Yellow and Lord Byron
Each morning when I poke my head outside to check the temperature, the white cat and his orange tabby friend are waiting for me.  The white cat’s name is Byron, so I call him Lord Byron because he is lord of his realm, the other one I call Yellow after the Yellow trucking company logo that is actually orange. Feline energy is approaching flood state.  Three more cats have shown up lately and every day there seems to be another one.  It is almost five years since I lost Joe and Missy and until this September, there were no cats in my life. Occasionally, a cat would walk through our yard or along the top of the coyote fence on its way to the field behind us. Something important is on the verge of rushing over the falls and I know that it is connected to this cat stream.  There is a reason I’m being drenched in felines.  They are message carriers on behalf of something I’m not yet aware of .  

Cats are one of my oldest dream themes. In these dreams, I am usually trying to save a cat, or safely take a cat out of a dangerous situation. Occasionally a cat I once knew but forgot shows up and I feel remorse for neglecting it. Often the cat is away from home and likely to bolt into traffic or get lost. I am attempting to save it both from a cat unfriendly world and its own instinctive reactions to that world.  The cats in these dreams are often strays and occasionally big cats like leopards and lions. To make any sense out of this, I will share that my dad didn’t like cats.  I think he felt it was unmanly to like cats, and they didn’t have any practical use in his world. I already mentioned in an earlier blog that he didn’t like Cottonwood trees either.  I took this personally, and I believe rightly so.  Thank god, he liked dogs and horses.  At least there, we were on safe ground. Nevertheless, I was definitely more cat than dog.  In my dad’s house, I metaphorically locked myself in a cage, to keep at a safe distance for both our sakes.

What am I supposed to do about this sudden feline immersion?  Is it time to get out of the persecuted feline dream world?  My cat friends are domestic animals but actually live in two worlds.  They can be friendly, tame and cuddly but they are also good enough wild children of Mother Nature when the human door closes behind them.  For this reason there is a lot they don’t understand about the human world even while living parallel to it.  I also have been a friendly, curious outsider, and I’m usually walking along the outer edge of human membership, with one foot on each side of the line, comparable to my feline friends walking the coyote fence.
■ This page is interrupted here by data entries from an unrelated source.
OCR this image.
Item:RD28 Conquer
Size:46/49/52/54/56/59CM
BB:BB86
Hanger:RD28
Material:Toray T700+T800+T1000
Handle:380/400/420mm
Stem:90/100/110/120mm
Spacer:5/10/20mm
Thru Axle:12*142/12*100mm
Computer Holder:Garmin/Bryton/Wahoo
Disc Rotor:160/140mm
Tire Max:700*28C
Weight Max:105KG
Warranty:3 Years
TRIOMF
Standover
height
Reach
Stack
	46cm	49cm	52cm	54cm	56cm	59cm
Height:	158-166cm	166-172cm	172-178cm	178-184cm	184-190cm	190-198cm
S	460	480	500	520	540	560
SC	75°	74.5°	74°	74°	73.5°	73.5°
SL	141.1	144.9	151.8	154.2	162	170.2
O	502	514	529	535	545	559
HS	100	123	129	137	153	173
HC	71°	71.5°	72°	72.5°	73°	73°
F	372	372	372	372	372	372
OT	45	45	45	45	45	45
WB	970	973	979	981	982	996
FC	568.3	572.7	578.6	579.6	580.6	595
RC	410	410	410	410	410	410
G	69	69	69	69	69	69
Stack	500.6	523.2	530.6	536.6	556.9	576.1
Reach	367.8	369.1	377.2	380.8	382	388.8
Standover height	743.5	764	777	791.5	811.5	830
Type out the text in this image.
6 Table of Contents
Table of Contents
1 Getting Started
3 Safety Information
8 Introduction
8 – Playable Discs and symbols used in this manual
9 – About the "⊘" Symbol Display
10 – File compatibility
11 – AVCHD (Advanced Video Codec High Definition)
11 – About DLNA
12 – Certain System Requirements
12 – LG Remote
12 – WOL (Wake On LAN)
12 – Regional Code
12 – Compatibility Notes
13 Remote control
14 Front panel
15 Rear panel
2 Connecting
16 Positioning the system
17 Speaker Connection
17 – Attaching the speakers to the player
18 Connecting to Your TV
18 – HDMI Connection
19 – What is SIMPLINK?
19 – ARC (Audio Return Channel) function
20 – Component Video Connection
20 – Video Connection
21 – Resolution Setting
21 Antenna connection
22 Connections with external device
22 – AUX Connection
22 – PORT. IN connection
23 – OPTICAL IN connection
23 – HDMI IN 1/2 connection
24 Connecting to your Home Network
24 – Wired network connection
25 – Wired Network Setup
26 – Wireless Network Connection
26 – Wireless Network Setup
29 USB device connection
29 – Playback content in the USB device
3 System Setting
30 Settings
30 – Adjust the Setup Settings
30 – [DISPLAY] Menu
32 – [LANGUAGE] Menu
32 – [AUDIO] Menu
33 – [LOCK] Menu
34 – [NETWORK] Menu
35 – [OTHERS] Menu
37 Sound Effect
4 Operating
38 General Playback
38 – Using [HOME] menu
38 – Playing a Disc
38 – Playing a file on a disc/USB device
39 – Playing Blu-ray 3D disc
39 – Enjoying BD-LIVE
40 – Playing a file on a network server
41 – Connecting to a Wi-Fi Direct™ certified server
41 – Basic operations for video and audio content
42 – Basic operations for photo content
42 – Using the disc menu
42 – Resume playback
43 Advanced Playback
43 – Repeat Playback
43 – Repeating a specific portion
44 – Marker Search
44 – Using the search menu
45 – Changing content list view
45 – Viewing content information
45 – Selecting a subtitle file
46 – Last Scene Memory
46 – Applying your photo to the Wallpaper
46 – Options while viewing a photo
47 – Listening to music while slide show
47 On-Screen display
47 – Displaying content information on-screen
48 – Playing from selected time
Sometimes being an inside- outsider comes in handy and yet, it’s difficult to keep one’s balance on a narrow line, not for the cats but for me. Perhaps I should jump off the fence and get down on solid soil.  Oh, Oh!  I feel the Medicine quietly stalking me again. Did I really say that? What if those quiet mornings on the patio, are on their way out?  I feel the urge to hide in the familiar until I scope out any potential danger.  I have a hazy idea about what might be coming, but I’m saving that subject for later.